European Neighbourhood Policy
Prosperity, stability and security in the countries to the EU's east and south are in everybody's interests. The European Neighbourhood Policy (ENP) goes beyond standard trade and cooperation agreements, extending to political association, deeper economic integration, increased mobility and people-to-people contacts. Bilateral action plans are open to any of these countries wishing to deepen relations with the EU. The Eastern Partnership complements the ENP, seeking to improve political and trade relations between the EU and Armenia, Azerbaijan, Belarus, Georgia, Moldova and Ukraine.
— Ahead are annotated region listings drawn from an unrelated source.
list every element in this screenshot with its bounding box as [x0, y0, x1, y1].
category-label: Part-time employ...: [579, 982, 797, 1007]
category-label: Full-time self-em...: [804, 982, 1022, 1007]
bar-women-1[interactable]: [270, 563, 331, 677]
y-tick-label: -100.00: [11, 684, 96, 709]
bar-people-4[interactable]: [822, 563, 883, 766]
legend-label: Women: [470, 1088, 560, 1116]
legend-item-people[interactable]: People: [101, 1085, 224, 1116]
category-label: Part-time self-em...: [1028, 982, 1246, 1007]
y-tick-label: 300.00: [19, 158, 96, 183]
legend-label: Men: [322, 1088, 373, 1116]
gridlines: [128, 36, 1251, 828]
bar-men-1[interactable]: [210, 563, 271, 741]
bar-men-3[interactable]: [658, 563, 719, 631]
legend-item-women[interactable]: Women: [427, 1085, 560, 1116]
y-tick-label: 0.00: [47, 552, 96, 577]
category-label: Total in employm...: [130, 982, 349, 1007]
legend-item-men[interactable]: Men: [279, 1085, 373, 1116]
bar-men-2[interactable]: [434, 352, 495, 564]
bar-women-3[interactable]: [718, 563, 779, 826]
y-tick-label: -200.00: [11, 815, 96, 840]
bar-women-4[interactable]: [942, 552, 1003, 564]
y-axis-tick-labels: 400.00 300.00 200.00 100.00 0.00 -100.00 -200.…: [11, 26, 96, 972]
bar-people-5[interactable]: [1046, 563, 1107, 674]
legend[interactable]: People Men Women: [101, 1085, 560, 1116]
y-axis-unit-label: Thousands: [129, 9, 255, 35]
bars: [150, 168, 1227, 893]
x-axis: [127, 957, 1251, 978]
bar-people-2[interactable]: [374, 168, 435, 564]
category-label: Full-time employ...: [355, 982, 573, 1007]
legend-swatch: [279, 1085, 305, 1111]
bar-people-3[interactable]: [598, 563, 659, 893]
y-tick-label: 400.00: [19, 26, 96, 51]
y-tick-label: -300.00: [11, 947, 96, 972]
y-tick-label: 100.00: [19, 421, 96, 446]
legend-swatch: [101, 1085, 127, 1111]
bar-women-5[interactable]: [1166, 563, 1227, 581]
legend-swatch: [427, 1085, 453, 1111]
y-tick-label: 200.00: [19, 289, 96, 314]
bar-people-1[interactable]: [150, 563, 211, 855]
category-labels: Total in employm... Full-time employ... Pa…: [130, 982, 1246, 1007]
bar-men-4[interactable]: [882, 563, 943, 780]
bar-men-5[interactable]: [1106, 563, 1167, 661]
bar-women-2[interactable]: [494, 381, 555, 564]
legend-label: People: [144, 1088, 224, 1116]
The Partnership for democracy and shared prosperity with the Southern Mediterranean supports practical measures underpinning the transition to democracy in the countries of the Southern Mediterranean.
Black Sea Synergy
In place since 2008, the strategy is stimulating democratic and economic reforms in the Black Sea area while promoting development and encouraging the peaceful resolution of conflicts. A supplementary Environmental Partnership addresses issues such as biodiversity conservation, pollution, eco-innovation and coastal zone/river basin management.
Central Asia Strategy
The strategy is a platform for political dialogue between the EU and five Central Asian countries: Kazakhstan, Kyrgyz Republic, Tajikistan, Turkmenistan and Uzbekistan. Together, they are looking for solutions to combat drug trafficking and improve border management. Cooperation is also ongoing on education, rule of law, energy, transport, environment and water.
The EU has three (and when Iceland joins, four) Arctic Council states amongst its members. The EU is also a major destination for resources and goods from the Arctic region. Many of its policies and regulations therefore have implications for Arctic stakeholders. EU Arctic policy has three key goals: protecting and preserving the Arctic in collaboration with its population; promoting the sustainable use of resources; strengthening international cooperation. As climate change and economic development accelerate in the region, the EU intends to step up its engagement with its Arctic partners.
Euro-Mediterranean Partnership (EUROMED)
The Union for the Mediterranean promotes economic integration and democratic reform across 16 neighbours to the EU's south in North Africa and the Middle East. The EUROMED agenda includes the de-pollution of the Mediterranean Sea, improving maritime and land transport connections, preparing for, preventing and dealing with natural disasters, developing solar energy, a joint university and support for businesses.
Covering a broad geographic area (parts of the Arctic, the Baltic Sea and areas around Russia, Iceland and Greenland), the Northern Dimension is co-owned as a policy by the EU, Norway, Iceland and Russia. Individual 'partnerships' cover the environment, public health and social wellbeing, culture, and transport and logistics.